Straggler Mitigation in Distributed Optimization Through Data Encoding

TL;DR

This paper introduces a novel data encoding approach for distributed optimization that mitigates stragglers by embedding redundancy directly in data, enabling robust convergence without waiting for slow nodes.

Contribution

It proposes data encoding schemes for distributed algorithms that allow convergence despite node variability, differing from prior coding-based methods that embed redundancy in computation.

Findings

Achieves linear convergence to an approximate solution with arbitrary node subsets.

Redundancy level controls the approximation accuracy.

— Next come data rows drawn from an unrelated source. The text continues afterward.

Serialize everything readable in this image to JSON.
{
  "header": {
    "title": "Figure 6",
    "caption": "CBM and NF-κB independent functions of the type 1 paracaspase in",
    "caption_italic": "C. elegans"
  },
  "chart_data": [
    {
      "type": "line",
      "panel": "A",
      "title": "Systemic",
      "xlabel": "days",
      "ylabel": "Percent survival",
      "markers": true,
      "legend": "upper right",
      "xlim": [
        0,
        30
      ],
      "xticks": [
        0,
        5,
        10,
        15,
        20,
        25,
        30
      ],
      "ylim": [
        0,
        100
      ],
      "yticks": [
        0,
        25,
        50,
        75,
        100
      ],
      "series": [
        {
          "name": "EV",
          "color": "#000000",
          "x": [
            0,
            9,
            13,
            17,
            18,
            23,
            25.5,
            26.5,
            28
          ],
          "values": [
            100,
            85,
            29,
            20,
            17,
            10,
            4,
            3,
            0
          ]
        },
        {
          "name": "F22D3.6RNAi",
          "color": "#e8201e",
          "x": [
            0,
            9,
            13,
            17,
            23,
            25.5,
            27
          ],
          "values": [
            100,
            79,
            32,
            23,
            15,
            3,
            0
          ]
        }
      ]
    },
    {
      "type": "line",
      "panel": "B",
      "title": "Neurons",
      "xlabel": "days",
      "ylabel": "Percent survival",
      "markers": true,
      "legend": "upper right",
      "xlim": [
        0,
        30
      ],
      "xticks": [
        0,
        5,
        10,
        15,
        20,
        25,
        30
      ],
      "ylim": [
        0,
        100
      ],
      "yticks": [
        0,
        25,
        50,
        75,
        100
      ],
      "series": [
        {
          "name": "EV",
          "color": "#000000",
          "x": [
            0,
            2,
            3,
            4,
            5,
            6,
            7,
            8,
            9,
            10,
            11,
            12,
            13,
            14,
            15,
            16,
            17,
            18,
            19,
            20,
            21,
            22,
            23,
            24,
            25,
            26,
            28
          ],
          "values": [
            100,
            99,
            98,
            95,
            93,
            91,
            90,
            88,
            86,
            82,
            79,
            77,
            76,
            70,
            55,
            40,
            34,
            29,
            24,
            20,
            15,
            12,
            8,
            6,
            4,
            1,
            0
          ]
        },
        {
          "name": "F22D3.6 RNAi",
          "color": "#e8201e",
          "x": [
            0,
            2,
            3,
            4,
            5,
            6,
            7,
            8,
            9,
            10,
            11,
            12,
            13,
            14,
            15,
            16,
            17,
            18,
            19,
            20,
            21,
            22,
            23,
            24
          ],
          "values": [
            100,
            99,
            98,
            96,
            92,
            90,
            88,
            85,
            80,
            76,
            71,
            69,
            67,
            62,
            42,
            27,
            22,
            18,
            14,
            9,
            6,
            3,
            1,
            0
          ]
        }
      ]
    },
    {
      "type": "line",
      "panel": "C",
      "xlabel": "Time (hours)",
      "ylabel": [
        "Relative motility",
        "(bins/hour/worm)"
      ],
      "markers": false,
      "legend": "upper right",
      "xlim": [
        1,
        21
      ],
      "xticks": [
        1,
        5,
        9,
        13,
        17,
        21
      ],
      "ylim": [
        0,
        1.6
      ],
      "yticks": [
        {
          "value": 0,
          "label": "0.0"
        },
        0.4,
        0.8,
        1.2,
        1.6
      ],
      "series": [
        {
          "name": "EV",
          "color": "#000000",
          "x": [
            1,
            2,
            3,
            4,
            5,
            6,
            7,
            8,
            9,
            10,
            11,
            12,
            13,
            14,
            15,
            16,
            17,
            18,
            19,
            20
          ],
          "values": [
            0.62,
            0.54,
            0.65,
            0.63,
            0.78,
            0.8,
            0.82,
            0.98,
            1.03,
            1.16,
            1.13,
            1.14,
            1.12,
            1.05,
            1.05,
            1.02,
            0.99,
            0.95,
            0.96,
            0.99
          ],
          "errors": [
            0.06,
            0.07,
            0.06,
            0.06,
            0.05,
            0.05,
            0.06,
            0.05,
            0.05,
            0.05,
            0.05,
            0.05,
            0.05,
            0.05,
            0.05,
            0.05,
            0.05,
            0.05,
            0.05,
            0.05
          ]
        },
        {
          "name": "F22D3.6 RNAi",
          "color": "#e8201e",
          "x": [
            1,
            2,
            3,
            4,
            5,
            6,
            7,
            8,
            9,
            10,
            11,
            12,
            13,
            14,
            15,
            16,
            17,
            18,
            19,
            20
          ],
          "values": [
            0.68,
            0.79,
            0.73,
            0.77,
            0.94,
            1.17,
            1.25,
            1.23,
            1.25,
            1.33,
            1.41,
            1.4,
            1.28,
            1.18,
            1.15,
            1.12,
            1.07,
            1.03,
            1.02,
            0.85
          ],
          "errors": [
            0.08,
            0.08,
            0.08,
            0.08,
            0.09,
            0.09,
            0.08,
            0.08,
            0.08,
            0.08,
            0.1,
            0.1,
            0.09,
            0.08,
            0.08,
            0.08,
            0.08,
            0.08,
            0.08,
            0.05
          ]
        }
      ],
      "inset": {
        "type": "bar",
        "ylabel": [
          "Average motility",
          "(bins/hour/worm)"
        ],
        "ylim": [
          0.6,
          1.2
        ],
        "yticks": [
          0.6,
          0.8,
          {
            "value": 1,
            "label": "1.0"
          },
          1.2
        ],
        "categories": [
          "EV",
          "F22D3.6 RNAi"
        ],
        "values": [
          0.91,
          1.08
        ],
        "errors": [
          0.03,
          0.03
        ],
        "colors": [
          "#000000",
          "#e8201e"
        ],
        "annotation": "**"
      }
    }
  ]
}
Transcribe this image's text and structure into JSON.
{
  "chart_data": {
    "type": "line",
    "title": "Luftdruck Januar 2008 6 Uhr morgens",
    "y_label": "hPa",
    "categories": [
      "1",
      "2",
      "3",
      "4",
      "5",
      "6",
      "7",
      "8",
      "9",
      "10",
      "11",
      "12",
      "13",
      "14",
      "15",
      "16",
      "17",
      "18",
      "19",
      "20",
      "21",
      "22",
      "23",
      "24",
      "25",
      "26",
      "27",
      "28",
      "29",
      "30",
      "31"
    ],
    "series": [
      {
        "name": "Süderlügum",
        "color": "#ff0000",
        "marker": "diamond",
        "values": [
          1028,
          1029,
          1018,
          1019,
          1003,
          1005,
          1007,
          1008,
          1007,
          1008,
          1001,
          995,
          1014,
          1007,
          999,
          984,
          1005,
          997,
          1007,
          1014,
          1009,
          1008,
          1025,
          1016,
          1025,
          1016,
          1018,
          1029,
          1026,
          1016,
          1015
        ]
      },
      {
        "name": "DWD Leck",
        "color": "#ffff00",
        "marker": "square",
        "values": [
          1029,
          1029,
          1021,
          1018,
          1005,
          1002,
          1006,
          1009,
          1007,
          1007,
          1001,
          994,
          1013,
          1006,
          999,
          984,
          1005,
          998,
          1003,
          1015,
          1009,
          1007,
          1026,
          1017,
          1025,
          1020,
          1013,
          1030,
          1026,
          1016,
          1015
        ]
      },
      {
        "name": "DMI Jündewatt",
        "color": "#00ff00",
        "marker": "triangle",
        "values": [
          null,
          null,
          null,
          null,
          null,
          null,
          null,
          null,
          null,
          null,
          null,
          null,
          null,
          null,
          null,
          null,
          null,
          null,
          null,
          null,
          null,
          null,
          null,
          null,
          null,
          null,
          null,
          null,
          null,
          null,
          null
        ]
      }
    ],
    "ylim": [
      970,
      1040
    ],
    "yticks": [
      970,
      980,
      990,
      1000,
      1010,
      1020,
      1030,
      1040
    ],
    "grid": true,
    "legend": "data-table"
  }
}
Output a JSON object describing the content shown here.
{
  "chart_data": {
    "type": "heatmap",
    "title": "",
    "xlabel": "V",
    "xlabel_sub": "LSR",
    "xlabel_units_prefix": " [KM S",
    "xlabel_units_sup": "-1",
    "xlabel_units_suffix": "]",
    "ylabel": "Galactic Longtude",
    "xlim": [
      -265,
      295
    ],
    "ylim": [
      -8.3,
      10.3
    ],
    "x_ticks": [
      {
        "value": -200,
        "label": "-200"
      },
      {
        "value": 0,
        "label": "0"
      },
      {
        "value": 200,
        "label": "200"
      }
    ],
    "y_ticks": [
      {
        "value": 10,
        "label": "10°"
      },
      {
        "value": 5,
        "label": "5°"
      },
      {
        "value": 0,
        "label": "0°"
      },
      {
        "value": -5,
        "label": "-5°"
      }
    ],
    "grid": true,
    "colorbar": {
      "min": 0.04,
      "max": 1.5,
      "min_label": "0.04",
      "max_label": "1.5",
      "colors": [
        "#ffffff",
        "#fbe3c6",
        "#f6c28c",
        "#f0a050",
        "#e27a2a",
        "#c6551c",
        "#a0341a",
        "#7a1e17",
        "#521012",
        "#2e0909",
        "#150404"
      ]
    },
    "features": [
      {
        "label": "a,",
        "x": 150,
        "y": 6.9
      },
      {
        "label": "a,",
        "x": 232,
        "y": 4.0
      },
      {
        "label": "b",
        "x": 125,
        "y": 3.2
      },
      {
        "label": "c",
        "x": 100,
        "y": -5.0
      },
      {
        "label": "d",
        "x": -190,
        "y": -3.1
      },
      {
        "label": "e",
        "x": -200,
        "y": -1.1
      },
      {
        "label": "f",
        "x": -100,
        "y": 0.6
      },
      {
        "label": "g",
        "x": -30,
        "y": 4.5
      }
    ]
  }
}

Experimental results show advantages over uncoded and replication methods.

Abstract

Slow running or straggler tasks can significantly reduce computation speed in distributed computation. Recently, coding-theory-inspired approaches have been applied to mitigate the effect of straggling, through embedding redundancy in certain linear computational steps of the optimization algorithm, thus completing the computation without waiting for the stragglers. In this paper, we propose an alternate approach where we embed the redundancy directly in the data itself, and allow the computation to proceed completely oblivious to encoding. We propose several encoding schemes, and demonstrate that popular batch algorithms, such as gradient descent and L-BFGS, applied in a coding-oblivious manner, deterministically achieve sample path linear convergence to an approximate solution of the original problem, using an arbitrarily varying subset of the nodes at each iteration. Moreover, this approximation can be controlled by the amount of redundancy and the number of nodes used in each iteration. We provide experimental results demonstrating the advantage of the approach over uncoded and data replication strategies.